In April, the company sent a letter to the Berkeley County Solid Waste Authority (which owns the land for the Martinsburg plant) saying it was exploring multiple ways to revive the site, including “obtaining additional financing from third parties.” Clint Hogbin, chair of the authority, said communication has been very limited in the wake of this closure. The county has other options for disposal — including nearby transfer stations and a WM landfill for comparable prices — but hopes to see the facility reopen.
The market for organics recycling or disposal alternative technologies has seen a surge of activity in recent years amid a growing number of state and local policies, as well as interest from sustainability-focused investors. Multiple companies are also looking to gain market share through on-site solutions that limit the need for trucks. The MBT concept is also still seen as a promising one by many experts, given the heightened focus on methane emissions from landfills.
Yet it remains to be seen if Renovare’s financial track record can attract further interest.
Beyond discussion of the Harp merger, Renovare has given little indication of its financial strategy. Given that LinkedIn and other sources have indicated multiple Renovare layoffs in recent weeks (with some West Virginia facility employees reportedly let go months ago) it’s unclear how many of the company’s 30-plus employees are even left. Fuller and Chief Financial Officer Brian Essman have still been signing recent financial filings.
Two outside advisors from the company Climate Commodities, who now hold positions as interim board chair and transition advisor and are believed to be playing a key role in current discussions, have not responded to requests for comment. Financial analysts who have been listed as covering Renovare within the past year declined or did not respond to requests for comment.
A March presentation from Renovare said acquiring Harp could help expand the company’s geographic reach and product offering, leading to “significant top line and cash flow growth,” but no similar update has been given following the reverse merger announcement.

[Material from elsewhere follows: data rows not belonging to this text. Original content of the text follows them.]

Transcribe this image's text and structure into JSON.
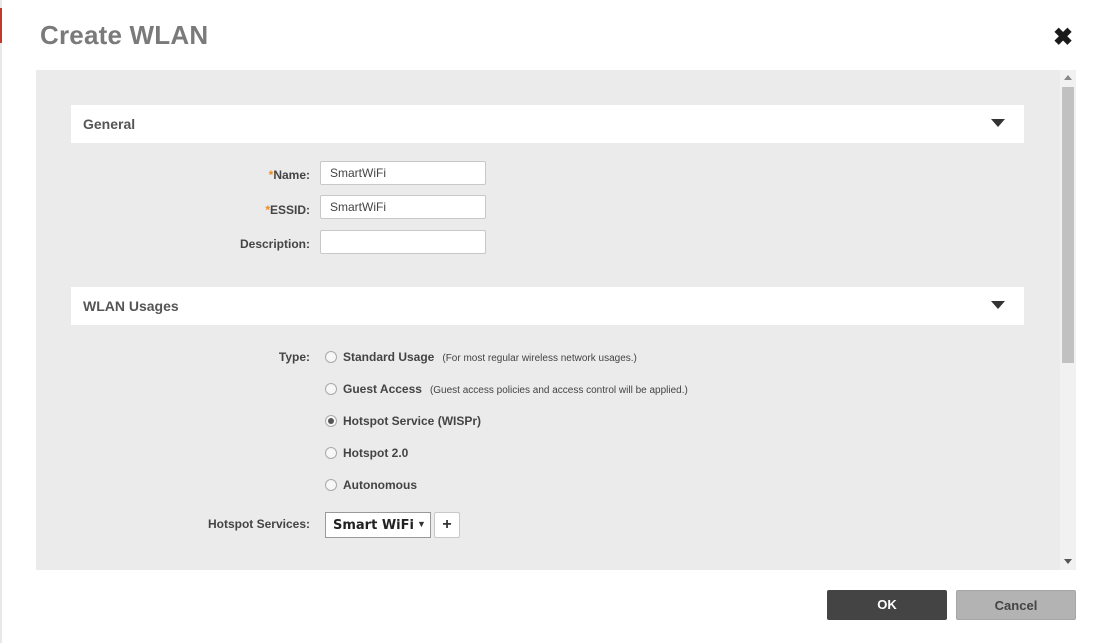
{
  "dialog": {
    "title": "Create WLAN",
    "close_icon": "close-icon"
  },
  "sections": {
    "general": {
      "label": "General",
      "toggle_icon": "caret-down-icon",
      "fields": {
        "name": {
          "required_mark": "*",
          "label": "Name:",
          "value": "SmartWiFi"
        },
        "essid": {
          "required_mark": "*",
          "label": "ESSID:",
          "value": "SmartWiFi"
        },
        "description": {
          "label": "Description:",
          "value": ""
        }
      }
    },
    "wlan_usages": {
      "label": "WLAN Usages",
      "toggle_icon": "caret-down-icon",
      "type_label": "Type:",
      "types": [
        {
          "label": "Standard Usage",
          "hint": "(For most regular wireless network usages.)",
          "checked": false
        },
        {
          "label": "Guest Access",
          "hint": "(Guest access policies and access control will be applied.)",
          "checked": false
        },
        {
          "label": "Hotspot Service (WISPr)",
          "hint": "",
          "checked": true
        },
        {
          "label": "Hotspot 2.0",
          "hint": "",
          "checked": false
        },
        {
          "label": "Autonomous",
          "hint": "",
          "checked": false
        }
      ],
      "hotspot_services": {
        "label": "Hotspot Services:",
        "selected": "Smart WiFi",
        "dropdown_icon": "dropdown-arrow-icon",
        "add_label": "+"
      }
    }
  },
  "footer": {
    "ok_label": "OK",
    "cancel_label": "Cancel"
  },
  "colors": {
    "required": "#f08a24",
    "ok_button": "#444444",
    "cancel_button": "#b3b3b3",
    "content_background": "#ebebeb"
  }
}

The company previously estimated the addressable market for its digesters to be as large as 200,000 units worldwide — including customers in “the maritime sector as well as retail, healthcare, government, hospitality, education, food service.”
Under newly announced terms, which involve a reverse stock split, Harp’s shareholders would own 84% of the company. The transaction could close by Sept. 2 and has an $850,000 termination fee.
On June 30, Renovare released a delayed quarterly filing that reported a new forbearance agreement to delay certain debt payments until 2023 as well as new a private placement with “several investors” that helped raise a small amount of funding in early June.
As for the West Virginia facility, which does not appear to be a clear fit with Harp’s model, Entsorga still owns a 10% stake in the joint venture and is “currently in discussions with multiple investors and other interested parties regarding the potential to acquire the asset.” Maloney said he’s fully confident it can be viable by identifying a more diverse range of offtake partners for the SRF product.
“We have all the pieces to be able to start again,” said Maloney. “Continuing to bury solid waste in landfills when we have the means to recycle and repurpose it sustainably, while simultaneously reducing our carbon footprint, makes no sense.” He pointed to a 2021 pledge by major concrete and cement manufacturers to achieve “net zero” emissions by 2050 as a key market driver, as that sector’s greenhouse gas emissions have grown dramatically in recent decades.
Whatever happens next, time is limited. On May 26, West Virginia’s Department of Environmental Protection communicated that the operator “must resume operations on or before October 4, 2022 or begin permanent closure of the facility.”
This piece has been updated to include information from Renovare’s newly released first-quarter filing.